Acórdão nº 893/10.3BELRS de Tribunal Central Administrativo Sul, 09 de Julho de 2020

Magistrado ResponsávelJORGE CORTÊS
Data da Resolução09 de Julho de 2020
EmissorTribunal Central Administrativo Sul

Acórdão I- Relatório C..............., LDA., melhor identificada nos autos, veio intentar impugnação judicial contra as correções oficiosas efetuadas por Métodos Indiretos à matéria tributável de IRC, do exercício de 2005, no valor de € 98.607,17, que deram origem à Demonstração de Acerto de Contas n.°…………, no montante de € 25.336,82.

O Tribunal Administrativo e Fiscal de Sintra, por sentença proferida a fls. 216 e ss., (numeração do SITAF), datada de 15 de Novembro de 2019, julgou a presente impugnação procedente, determinando a anulação dos atos de liquidação n.°s ……… (IRC) e ………… (juros compensatórios).

Desta sentença foi interposto recurso, conforme requerimento de fls. 236 e ss., (numeração do SITAF).

Inconformada a Fazenda Pública, alegou nos termos seguintes: «I - Com a ressalva da devida vénia, entende esta RFP que a douta Sentença a quo fez uma errada apreciação dos factos controvertidos e sujeitos a análise o que consequentemente conduziu a erro de julgamento, quer da matéria de fato, quer de direito.
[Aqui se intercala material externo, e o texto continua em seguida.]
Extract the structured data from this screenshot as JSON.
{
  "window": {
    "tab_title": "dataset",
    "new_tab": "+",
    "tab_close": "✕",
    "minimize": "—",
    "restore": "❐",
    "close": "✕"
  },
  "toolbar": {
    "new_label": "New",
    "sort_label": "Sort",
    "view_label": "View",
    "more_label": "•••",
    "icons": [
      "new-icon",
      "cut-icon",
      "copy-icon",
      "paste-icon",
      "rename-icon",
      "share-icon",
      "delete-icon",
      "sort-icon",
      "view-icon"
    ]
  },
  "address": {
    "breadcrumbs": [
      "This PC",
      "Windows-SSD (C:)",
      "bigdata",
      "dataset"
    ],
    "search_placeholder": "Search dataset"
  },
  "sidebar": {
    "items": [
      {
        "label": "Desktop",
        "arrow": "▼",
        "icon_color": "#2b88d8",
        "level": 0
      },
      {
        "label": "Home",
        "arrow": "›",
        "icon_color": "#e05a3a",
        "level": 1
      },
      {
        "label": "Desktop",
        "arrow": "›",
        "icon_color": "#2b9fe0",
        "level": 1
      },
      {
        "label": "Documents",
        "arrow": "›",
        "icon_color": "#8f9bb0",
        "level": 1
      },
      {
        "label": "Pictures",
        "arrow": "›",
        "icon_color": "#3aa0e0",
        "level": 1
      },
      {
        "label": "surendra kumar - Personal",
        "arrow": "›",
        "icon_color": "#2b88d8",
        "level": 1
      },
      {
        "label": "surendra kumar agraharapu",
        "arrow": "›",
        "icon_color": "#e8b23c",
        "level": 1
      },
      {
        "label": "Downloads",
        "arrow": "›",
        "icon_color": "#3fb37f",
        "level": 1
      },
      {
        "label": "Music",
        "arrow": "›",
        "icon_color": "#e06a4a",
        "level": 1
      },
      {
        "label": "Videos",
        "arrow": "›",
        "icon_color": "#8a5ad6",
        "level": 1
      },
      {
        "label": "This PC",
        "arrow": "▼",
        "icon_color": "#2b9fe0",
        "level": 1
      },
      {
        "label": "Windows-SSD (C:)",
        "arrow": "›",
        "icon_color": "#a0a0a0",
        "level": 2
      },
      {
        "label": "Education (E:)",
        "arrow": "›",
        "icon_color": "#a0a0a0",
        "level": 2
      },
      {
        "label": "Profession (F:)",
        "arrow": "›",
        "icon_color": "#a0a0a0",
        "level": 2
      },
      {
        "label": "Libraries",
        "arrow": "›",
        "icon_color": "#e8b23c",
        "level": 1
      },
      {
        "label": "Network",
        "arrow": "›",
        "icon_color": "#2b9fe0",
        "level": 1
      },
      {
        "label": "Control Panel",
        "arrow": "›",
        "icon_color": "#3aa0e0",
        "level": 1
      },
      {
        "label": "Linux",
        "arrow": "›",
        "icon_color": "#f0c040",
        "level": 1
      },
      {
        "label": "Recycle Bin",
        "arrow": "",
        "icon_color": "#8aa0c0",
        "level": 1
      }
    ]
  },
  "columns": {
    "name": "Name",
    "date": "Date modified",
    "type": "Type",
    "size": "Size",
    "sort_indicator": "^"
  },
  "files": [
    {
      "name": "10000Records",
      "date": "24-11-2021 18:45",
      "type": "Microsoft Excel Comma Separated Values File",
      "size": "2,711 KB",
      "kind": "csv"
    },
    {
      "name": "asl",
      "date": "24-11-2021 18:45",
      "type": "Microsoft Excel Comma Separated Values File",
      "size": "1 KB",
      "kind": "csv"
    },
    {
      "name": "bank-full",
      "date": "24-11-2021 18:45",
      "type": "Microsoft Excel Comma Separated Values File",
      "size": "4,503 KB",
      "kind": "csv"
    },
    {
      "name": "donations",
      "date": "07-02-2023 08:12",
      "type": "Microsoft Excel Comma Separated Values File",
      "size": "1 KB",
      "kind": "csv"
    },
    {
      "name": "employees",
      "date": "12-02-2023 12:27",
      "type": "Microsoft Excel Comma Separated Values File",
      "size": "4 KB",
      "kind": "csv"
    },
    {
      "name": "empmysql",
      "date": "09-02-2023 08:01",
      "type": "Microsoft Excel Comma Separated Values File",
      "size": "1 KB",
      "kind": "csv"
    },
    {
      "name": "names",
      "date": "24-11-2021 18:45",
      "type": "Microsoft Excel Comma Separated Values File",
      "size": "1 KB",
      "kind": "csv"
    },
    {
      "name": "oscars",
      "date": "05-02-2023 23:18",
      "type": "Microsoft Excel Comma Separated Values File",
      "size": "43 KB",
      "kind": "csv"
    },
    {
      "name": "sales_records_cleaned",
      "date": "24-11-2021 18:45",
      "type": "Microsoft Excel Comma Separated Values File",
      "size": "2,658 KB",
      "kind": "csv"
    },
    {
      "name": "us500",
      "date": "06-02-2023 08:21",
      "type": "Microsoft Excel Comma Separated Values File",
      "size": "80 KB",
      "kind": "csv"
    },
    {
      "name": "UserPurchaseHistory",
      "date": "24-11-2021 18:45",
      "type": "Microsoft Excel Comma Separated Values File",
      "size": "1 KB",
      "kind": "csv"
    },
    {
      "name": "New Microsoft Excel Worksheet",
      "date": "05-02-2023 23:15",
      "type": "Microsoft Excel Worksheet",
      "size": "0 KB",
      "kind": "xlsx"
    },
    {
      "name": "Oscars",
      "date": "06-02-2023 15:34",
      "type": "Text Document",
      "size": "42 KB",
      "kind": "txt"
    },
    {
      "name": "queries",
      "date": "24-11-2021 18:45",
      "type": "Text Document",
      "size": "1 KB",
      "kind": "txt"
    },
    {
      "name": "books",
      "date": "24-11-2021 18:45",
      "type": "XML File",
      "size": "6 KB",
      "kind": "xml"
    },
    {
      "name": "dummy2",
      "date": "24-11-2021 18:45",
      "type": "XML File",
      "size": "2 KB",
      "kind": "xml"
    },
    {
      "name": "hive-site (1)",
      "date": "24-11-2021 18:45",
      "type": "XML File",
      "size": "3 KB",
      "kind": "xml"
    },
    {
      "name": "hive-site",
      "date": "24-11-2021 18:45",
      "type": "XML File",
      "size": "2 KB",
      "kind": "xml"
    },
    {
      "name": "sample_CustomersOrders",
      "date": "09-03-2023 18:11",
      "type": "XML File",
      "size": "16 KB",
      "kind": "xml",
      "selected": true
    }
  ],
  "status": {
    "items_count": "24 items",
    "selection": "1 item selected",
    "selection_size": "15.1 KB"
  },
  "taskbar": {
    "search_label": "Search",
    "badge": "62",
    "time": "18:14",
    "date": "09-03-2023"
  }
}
II - Estando em causa a legalidade da consideração de custos fiscais contabilizados e declarados pelo sujeito passivo, a Administração Tributária atuou no uso de poderes estritamente vinculados, submetida ao princípio da legalidade, tendo em conta a factualidade individualmente considerada e valorada, demonstrando a existência de indícios sérios e credíveis de que as faturas que suportam tais custos, não consubstanciaram serviços efetivamente prestados.

III - Legitimada a actuação da Administração Fiscal, o esforço probatório competiria ao sujeito passivo, no intuito de primeiramente afastar os indícios recolhidos pela Administração Tributária e que recaem sobre a simulação das operações, e por outro lado demonstrar a efectividade da prestação de serviços, o que, contrariamente ao doutamente prolatado, não foi alcançado pela Impugnante.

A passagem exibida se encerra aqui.